= Desktop (word processor) =

Desktop is a WYSIWYG word processor for computers ZX Spectrum and compatible (e. g. Didaktik). It is a word processor of Czech origin, its author is Tomáš Vilím who used the name Universum as his author name. Distributor of the program was Proxima - Software.

Desktop is a very advanced word processor when compared with other ZX Spectrum word processors. It uses proportional fonts and it can use four different fonts in one document. However, it is not possible to use bold and italics as variants, every variant needs to use independent font.

The program was distributed with three supporting programs:
- Convertor - converter of text created in Tasword, D-Text, R-Text, D-Writer, and Textmachine into the Desktop format,
- Fonteditor - for editing fonts and writing headings, it can convert color images into grayscale images,
- Screen Top - for editing images up to dimensions of 512 by 384 pixels (2 by 2 screens of ZX Spectrum).

Several printers and plotters were supported for printing the text:
- plotter Minigraf Aritma 0507,
- plotters XY 4140, XY 4150, XY 4160,
- plotter Merkur Alfi,
- 1-pin dot matrix printer BT100,
- printer Gamacentrum 01,
- thermoprinter Robotron K6304,
- 9-pin dot matrix printers Epson FX, RX, LX, EX and compatible,
- 24-pin dot matrix printers Epson LQ and compatible.

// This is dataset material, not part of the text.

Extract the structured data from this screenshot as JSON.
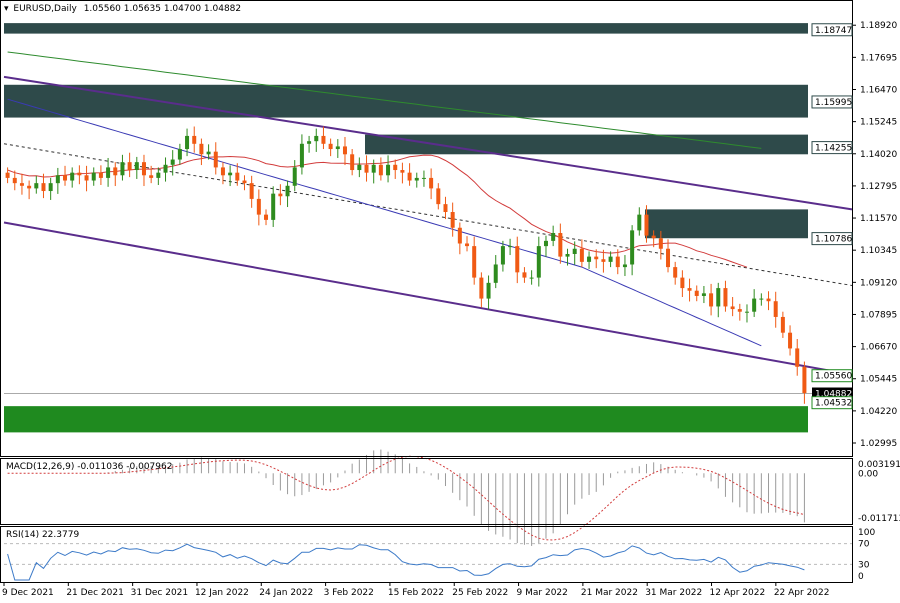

The driver Ultra LQ was developed for better printing at Epson compatible printers; it prints the letters in the matrix of 16 by 24 points instead of original 8 by 12 points. The driver Ultra BT for better printing at BT100 printer existed too. These drivers were distributed as independent software packages.

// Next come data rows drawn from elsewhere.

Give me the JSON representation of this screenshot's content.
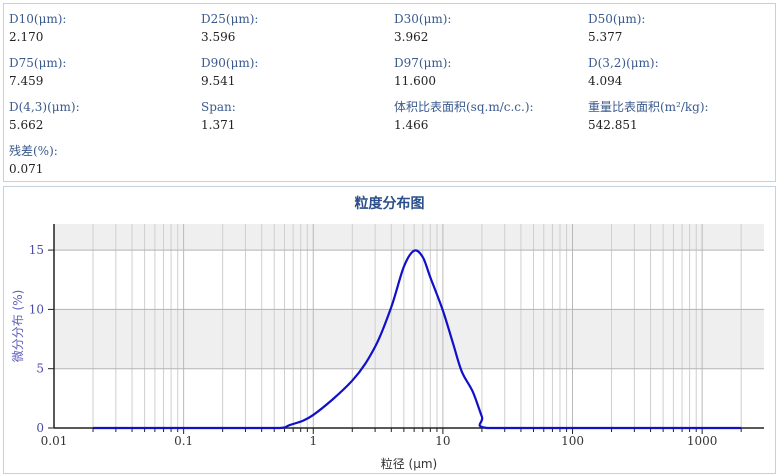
{
  "stats": [
    {
      "label": "D10(μm):",
      "value": "2.170"
    },
    {
      "label": "D25(μm):",
      "value": "3.596"
    },
    {
      "label": "D30(μm):",
      "value": "3.962"
    },
    {
      "label": "D50(μm):",
      "value": "5.377"
    },
    {
      "label": "D75(μm):",
      "value": "7.459"
    },
    {
      "label": "D90(μm):",
      "value": "9.541"
    },
    {
      "label": "D97(μm):",
      "value": "11.600"
    },
    {
      "label": "D(3,2)(μm):",
      "value": "4.094"
    },
    {
      "label": "D(4,3)(μm):",
      "value": "5.662"
    },
    {
      "label": "Span:",
      "value": "1.371"
    },
    {
      "label": "体积比表面积(sq.m/c.c.):",
      "value": "1.466"
    },
    {
      "label": "重量比表面积(m²/kg):",
      "value": "542.851"
    },
    {
      "label": "残差(%):",
      "value": "0.071"
    }
  ],
  "chart_data": {
    "type": "line",
    "title": "粒度分布图",
    "xlabel": "粒径 (μm)",
    "ylabel": "微分分布 (%)",
    "xscale": "log",
    "xlim": [
      0.01,
      3000
    ],
    "ylim": [
      0,
      17.2
    ],
    "xticks": [
      "0.01",
      "0.1",
      "1",
      "10",
      "100",
      "1000"
    ],
    "yticks": [
      "0",
      "5",
      "10",
      "15"
    ],
    "grid": true,
    "line_color": "#1010c8",
    "x": [
      0.02,
      0.1,
      0.3,
      0.55,
      0.66,
      1,
      2,
      3,
      4,
      5,
      6,
      7,
      8,
      10,
      12,
      14,
      17,
      20,
      22,
      100,
      1000,
      2000
    ],
    "y": [
      0,
      0,
      0,
      0,
      0.25,
      1.1,
      4.0,
      6.85,
      10.2,
      13.6,
      14.95,
      14.4,
      12.7,
      9.9,
      7.1,
      4.75,
      3.06,
      0.95,
      0,
      0,
      0,
      0
    ]
  }
}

Special version of Desktop with driver of D-100 printer existed, because D-100 was not compatible with Epson printers. Also a version supporting PRT 42G printer existed.

Four sets of supporting programs, drivers, fonts, images were developed and distributed under the names Klub uživatelů Desktopu 1 - 4 (in English Desktop user club 1 - 4).

Klub uživatelů Desktopu 1 contains the following:
- Archives - for printing of font look overview,
- driver BT100-552 - it allows printing of up to 552 point per line instead of standard 480 points per line (it requires modified printer BT100, unmodified can be damaged),
- Fonteditor - keypad - font editor directly runnable from Desktop word processor, controlled by keyboard,
- Fonteditor - Kempston - font editor directly runnable from Desktop word processor, controlled by Kempston joystick,
- Insert+Cat - it allows creating a text file from a diskette directory, similarly, it allows to make a list of files on cassette. Additionally, it allows to convert sequential .Q files into text file (.Q files are sequential files used by diskette units Didaktik 40 and Didaktik 80).
- Keyboard View - for printing of actual keyboard letter placement,
- Pulldown Menus - pull-down menus for Desktop,
- 20 fonts,
- 2 font complets - every complet contains four fonts,
- 3 big fonts,
- 60 images,
- 3 sample texts.

Klub uživatelů Desktopu 2 is the driver Ultra BT.

Klub uživatelů Desktopu 3 contains following:
- Art Studio - the utility for modifying images (it is not the graphics editor Art Studio of OCP),
- Block operations,
- Calculator - scientific calculator, the results can be inserted into text,
- Keywords - for faster inserting of repeating parts of text into text,
- Remaker - for simple operations with whole fonts, it does not allow operation with single characters,
- Telefony - a game runnable directly from program Desktop,
- 19 fonts,
- 8 big fonts,
- 2 sample text,
- 12 image sets (cliparts),
- 5 image fonts (for program Fonteditor),
- 2 big images (for program Screen Top).

Klub uživatelů Desktopu 4 are drivers Ultra LX and Ultra LQ.

The next supporting programs were distributed in a set Public 12 - pro Desktop (in English Public 12 - for Desktop):
- XY 4150 - the drivet that does not simulates 1-pin dot matrix printer, but draws the letters,
- Great Font - for use of Fonteditoru big fonts directly in Desktop,
- Chess 1 - for making chess positions and their inserting into text,
- Chess 2 - for making chess positions and their inserting into text,
- Tetris for Desktop - the Tetris game runnable directly from program Desktop.

All programs are now available to use for free.